Because the talk about you making a mistake and losing the battle is exactly what I expect from a competitive fighting game. High level matches the guys are good enough that one mistake is death.

Take for example the Olympic Judo... one mistake and the opponent will use that to Ippon (KO) you... same for others real fighting.

Games needs to be like that too... the players that wants to be professional needs to train to reduce at max the mistakes he can do in the battle while forcing the opponent open for mistakes.

Who made a mistake first will probably lose unless the other guy made a mistake trying to to use your mistake to win.

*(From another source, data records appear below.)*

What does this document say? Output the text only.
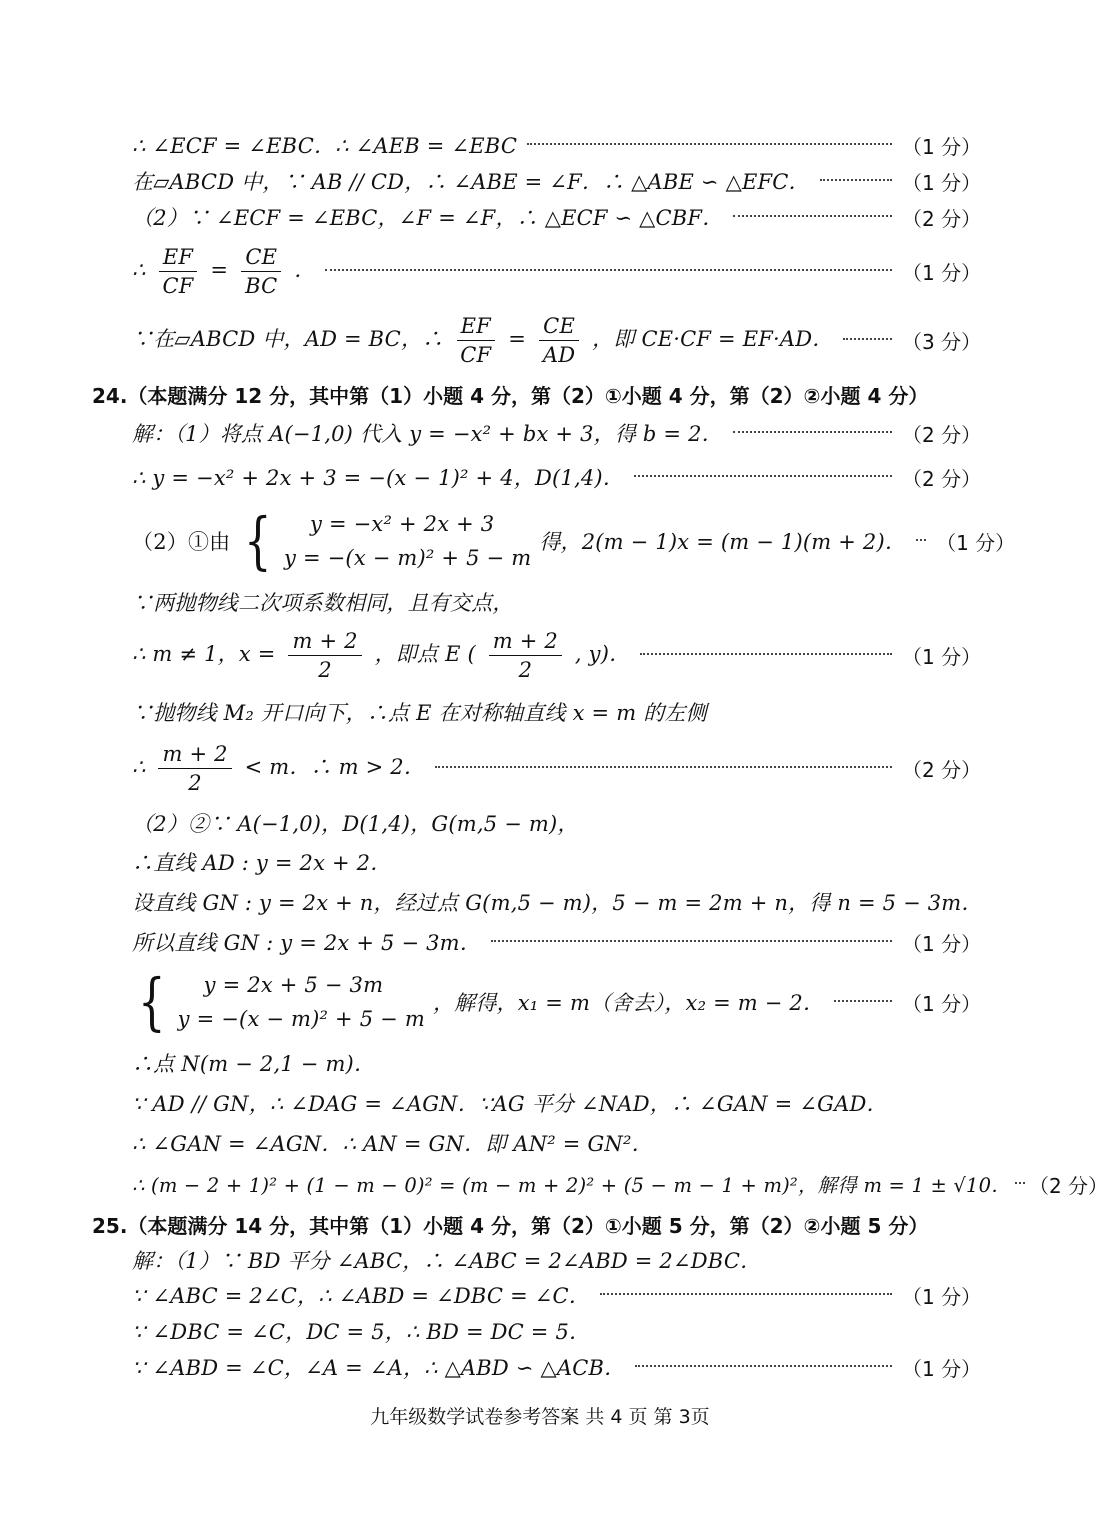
∴ ∠ECF = ∠EBC．∴ ∠AEB = ∠EBC	（1 分）
在▱ABCD 中，∵ AB // CD，∴ ∠ABE = ∠F．∴ △ABE ∽ △EFC．	（1 分）
（2）∵ ∠ECF = ∠EBC，∠F = ∠F，∴ △ECF ∽ △CBF．	（2 分）
∴ $\frac{EF}{CF} = \frac{CE}{BC}$ ．	（1 分）
∵在▱ABCD 中，AD = BC，∴ $\frac{EF}{CF} = \frac{CE}{AD}$ ，即 CE·CF = EF·AD．	（3 分）
24.（本题满分 12 分，其中第（1）小题 4 分，第（2）①小题 4 分，第（2）②小题 4 分）
解：（1）将点 A(−1,0) 代入 y = −x² + bx + 3，得 b = 2．	（2 分）
∴ y = −x² + 2x + 3 = −(x − 1)² + 4，D(1,4)．	（2 分）
（2）①由 {	y = −x² + 2x + 3
y = −(x − m)² + 5 − m
得，2(m − 1)x = (m − 1)(m + 2)． （1 分）
∵两抛物线二次项系数相同，且有交点，
∴ m ≠ 1，$x = \frac{m + 2}{2}$ ，即点 E ( $\frac{m + 2}{2}$ , y)．	（1 分）
∵抛物线 M₂ 开口向下，∴点 E 在对称轴直线 x = m 的左侧
∴ $\frac{m + 2}{2} < m$．∴ m > 2．	（2 分）
（2）②∵ A(−1,0)，D(1,4)，G(m,5 − m)，
∴直线 AD : y = 2x + 2．
设直线 GN : y = 2x + n，经过点 G(m,5 − m)，5 − m = 2m + n，得 n = 5 − 3m．
所以直线 GN : y = 2x + 5 − 3m．	（1 分）
{	y = 2x + 5 − 3m
y = −(x − m)² + 5 − m
，解得，x₁ = m（舍去），x₂ = m − 2．	（1 分）
∴点 N(m − 2,1 − m)．
∵ AD // GN，∴ ∠DAG = ∠AGN．∵AG 平分 ∠NAD，∴ ∠GAN = ∠GAD．
∴ ∠GAN = ∠AGN．∴ AN = GN．即 AN² = GN²．
∴ (m − 2 + 1)² + (1 − m − 0)² = (m − m + 2)² + (5 − m − 1 + m)²，解得 m = 1 ± √10． （2 分）
25.（本题满分 14 分，其中第（1）小题 4 分，第（2）①小题 5 分，第（2）②小题 5 分）
解：（1）∵ BD 平分 ∠ABC，∴ ∠ABC = 2∠ABD = 2∠DBC．
∵ ∠ABC = 2∠C，∴ ∠ABD = ∠DBC = ∠C．	（1 分）
∵ ∠DBC = ∠C，DC = 5，∴ BD = DC = 5．
∵ ∠ABD = ∠C，∠A = ∠A，∴ △ABD ∽ △ACB．	（1 分）
九年级数学试卷参考答案 共 4 页 第 3页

Mistakes are what defines the fightings.

That is my opinion of course... crying that you lose why you did a mistake is your fault and the game or your enemy has nothing to do with that.

That interview just look like the guy is salty because he can't be good enough to be competitive... it is fine you remember the glory of past game but it is weird to cry because new guys are better than you in new games lol

The games are for both you and your opponent... it is fair.

It is like saying you are loosing a Tennis match because you can't play against the sun and forget each 6 games you change sides and the opponent plays against the sun and you lose anyway... the same rules and issues are for both... it is fair... you are just not good enough to win over them.